La possibilité de cumuler la nullité du contrat et des dommages-intérêts n’est pas surprenante dans la mesure où les restitutions consécutives à l’anéantissement rétroactif du contrat ne suffisent pas toujours à réparer tous les préjudices subis par le contractant qui agit en nullité. L’admission de cette action en réparation n’est pas discutée : elle avait été admise par la jurisprudence [18] sur le fondement de la responsabilité extracontractuelle dans la mesure où le contrat est censé n’avoir jamais existé [19] et elle a été consacrée par l’article 1178, in fine du Code civil N° Lexbase : L0900KZD, dans sa version issue de la réforme du droit des contrats de 2016, en ces termes : « Indépendamment de l’annulation du contrat, la partie lésée peut demander la réparation du dommage subi dans les conditions de droit commun de la responsabilité extracontractuelle ». Ne constituant qu’une redite du droit commun de la responsabilité [20], cette consécration élude cependant les principales difficultés qui animent doctrine et jurisprudence depuis plusieurs années, notamment [21] celle relative à la détermination des chefs de préjudices réparables à la suite de l’annulation d’un contrat [22].

L’arrêt commenté ne risque pas d’apaiser les débats déjà très vifs [23] dans la mesure où l’admission par la Cour de cassation de l’indemnisation de la perte des loyers escomptés est critiquable à deux égards.

Elle contredit premièrement une proposition doctrinale qui s’est pourtant imposée en la matière. La ligne directrice qui a été dessinée par la doctrine tient à la distinction entre les dommages-intérêts positifs et les dommages-intérêts négatifs [24]. Les premiers désignent ceux qui réparent « l’intérêt positif » représentant l’intérêt qu’un contractant avait à ce que le contrat soit conclu, alors que les seconds correspondent aux dommages-intérêts qui compensent « l’intérêt négatif » faisant écho à l’intérêt qu’un contractant avait à ne pas conclure le contrat. Alors que les dommages-intérêts prononcés au titre d’une sanction de l’inexécution visent à réparer l’intérêt positif, ceux qui sont prononcés en complément du prononcé de la nullité du contrat poursuivent l’objectif de replacer la victime dans l’état qui aurait été le sien si le contrat n’avait pas été conclu. La victime doit ainsi, avant tout, pouvoir être indemnisée des frais dépensés en vue de la conclusion du contrat et qui ne l’auraient pas été si le contrat n’avait pas été conclu [25]. Il peut s’agir des frais d’acte de vente, comme c’était le cas en l’espèce, mais aussi de la commission de l’agent immobilier à la charge de l’acquéreur, du remboursement de charges diverses telles que les charges de copropriété, le coût de l’assurance et les taxes foncières acquittées par l’acquéreur [26], etc…, voire du préjudice moral « résultant des tracas et contraintes financières que [les acquéreurs] avaient subis durant de longues années de procédure » [27].

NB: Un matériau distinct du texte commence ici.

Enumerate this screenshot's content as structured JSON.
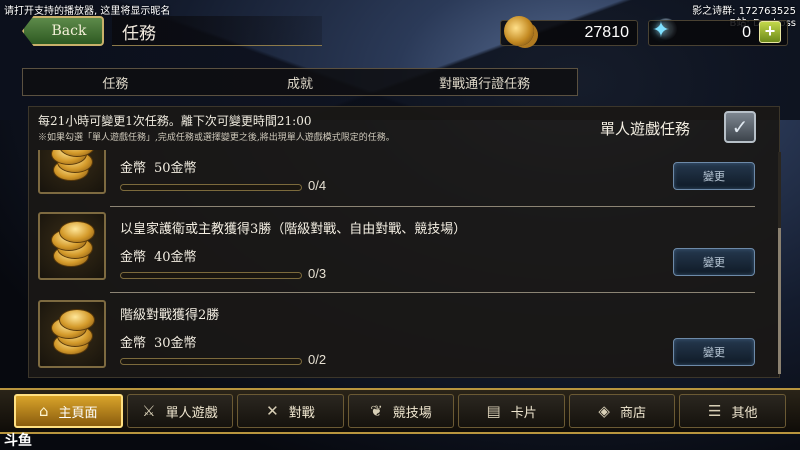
{
  "overlay": {
    "top_left": "请打开支持的播放器, 这里将显示昵名",
    "top_right_1": "影之诗群: 172763525",
    "top_right_2": "B站: Dogboss",
    "watermark": "斗鱼"
  },
  "header": {
    "back_label": "Back",
    "title": "任務",
    "coins": "27810",
    "crystals": "0",
    "plus_label": "+"
  },
  "tabs": [
    {
      "label": "任務",
      "active": true
    },
    {
      "label": "成就",
      "active": false
    },
    {
      "label": "對戰通行證任務",
      "active": false
    }
  ],
  "notice": {
    "line1": "每21小時可變更1次任務。離下次可變更時間21:00",
    "line2": "※如果勾選「單人遊戲任務」,完成任務或選擇變更之後,將出現單人遊戲模式限定的任務。",
    "solo_label": "單人遊戲任務",
    "solo_checked": true
  },
  "missions": [
    {
      "name": "",
      "reward_label": "金幣",
      "reward_amount": "50金幣",
      "progress": "0/4",
      "progress_fraction": 0,
      "change_label": "變更"
    },
    {
      "name": "以皇家護衛或主教獲得3勝（階級對戰、自由對戰、競技場）",
      "reward_label": "金幣",
      "reward_amount": "40金幣",
      "progress": "0/3",
      "progress_fraction": 0,
      "change_label": "變更"
    },
    {
      "name": "階級對戰獲得2勝",
      "reward_label": "金幣",
      "reward_amount": "30金幣",
      "progress": "0/2",
      "progress_fraction": 0,
      "change_label": "變更"
    }
  ],
  "bottom_nav": [
    {
      "label": "主頁面",
      "icon": "home-icon",
      "glyph": "⌂",
      "active": true
    },
    {
      "label": "單人遊戲",
      "icon": "swords-icon",
      "glyph": "⚔",
      "active": false
    },
    {
      "label": "對戰",
      "icon": "crossed-swords-icon",
      "glyph": "✕",
      "active": false
    },
    {
      "label": "競技場",
      "icon": "laurel-icon",
      "glyph": "❦",
      "active": false
    },
    {
      "label": "卡片",
      "icon": "cards-icon",
      "glyph": "▤",
      "active": false
    },
    {
      "label": "商店",
      "icon": "shop-icon",
      "glyph": "◈",
      "active": false
    },
    {
      "label": "其他",
      "icon": "other-icon",
      "glyph": "☰",
      "active": false
    }
  ]
}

Dans l’affaire à l’origine de l’arrêt commenté, la cour d’appel se prévalait précisément de cette doctrine dans la mesure où elle avait accepté de rembourser les frais de vente, mais avait rejeté la demande de l’acquéreur tendant à l’indemnisation de la perte des loyers escomptés précisément aux motifs que « l’immeuble acquis étant censé n’être jamais entré dans son patrimoine, et que, à défaut de s’être engagé, il n’aurait pu prétendre à des loyers en exécution d’un bail qu’il n’aurait pas souscrit ». En censurant le raisonnement des juges du fond, la Cour de cassation semble en revanche accepter que soit indemnisé l’intérêt positif de l’acquéreur à la conclusion du contrat.

La solution de la Cour de cassation qui admet l’indemnisation de la perte des loyers escomptés s’inscrit deuxièmement en contradiction d’une jurisprudence antérieure relative à l’indemnisation des préjudices subis par le prêteur à la suite de l’annulation d’un contrat de prêt. De la même manière qu’en cas d’annulation d’un contrat de vente, les Hauts magistrats ont jugé, à plusieurs reprises, que la restitution du capital restant dû ne constitue pas un préjudice réparable [28]. La détermination des chefs de préjudices indemnisables à la suite de l’annulation du contrat de prêt a été plus délicate. Interrogée notamment à propos de la perte des intérêts conventionnels à échoir que l’établissement bancaire ne percevra jamais en raison de l’annulation du contrat de prêt, la Cour de cassation cantonne l’indemnisation de ce préjudice à la « perte de chance de percevoir les intérêts à échoir » [29], en sachant que, s’agissant de l’indemnisation d’une perte de chance, l’indemnité susceptible d’être allouée ne peut être égale aux bénéfices que le prêteur aurait retirés de l’exécution complète du contrat [30]. Cette solution paraît respectueuse de l’exigence du caractère certain du préjudice : le contrat ayant été annulé, la banque ne peut pas soutenir, avec certitude, qu’en l’absence d’annulation du contrat, les intérêts auraient été payés en totalité, ne serait-ce que parce qu’un prêt peut souvent être remboursé par anticipation. Elle est en outre conforme à la réparation de l’intérêt négatif qui comprend aussi « la perte de chance de conclusion d’un contrat similaire mais valable (l’occasion manquée) » [31]. Le raisonnement aurait dû être le même dans l’arrêt commenté : l’acquéreur ne devrait pas pouvoir être indemnisé de la totalité des loyers escomptés dans la mesure où il ne peut pas affirmer avec certitude que sa résidence de vacances aurait été louée autant qu’il l’espérait et dans les conditions envisagées.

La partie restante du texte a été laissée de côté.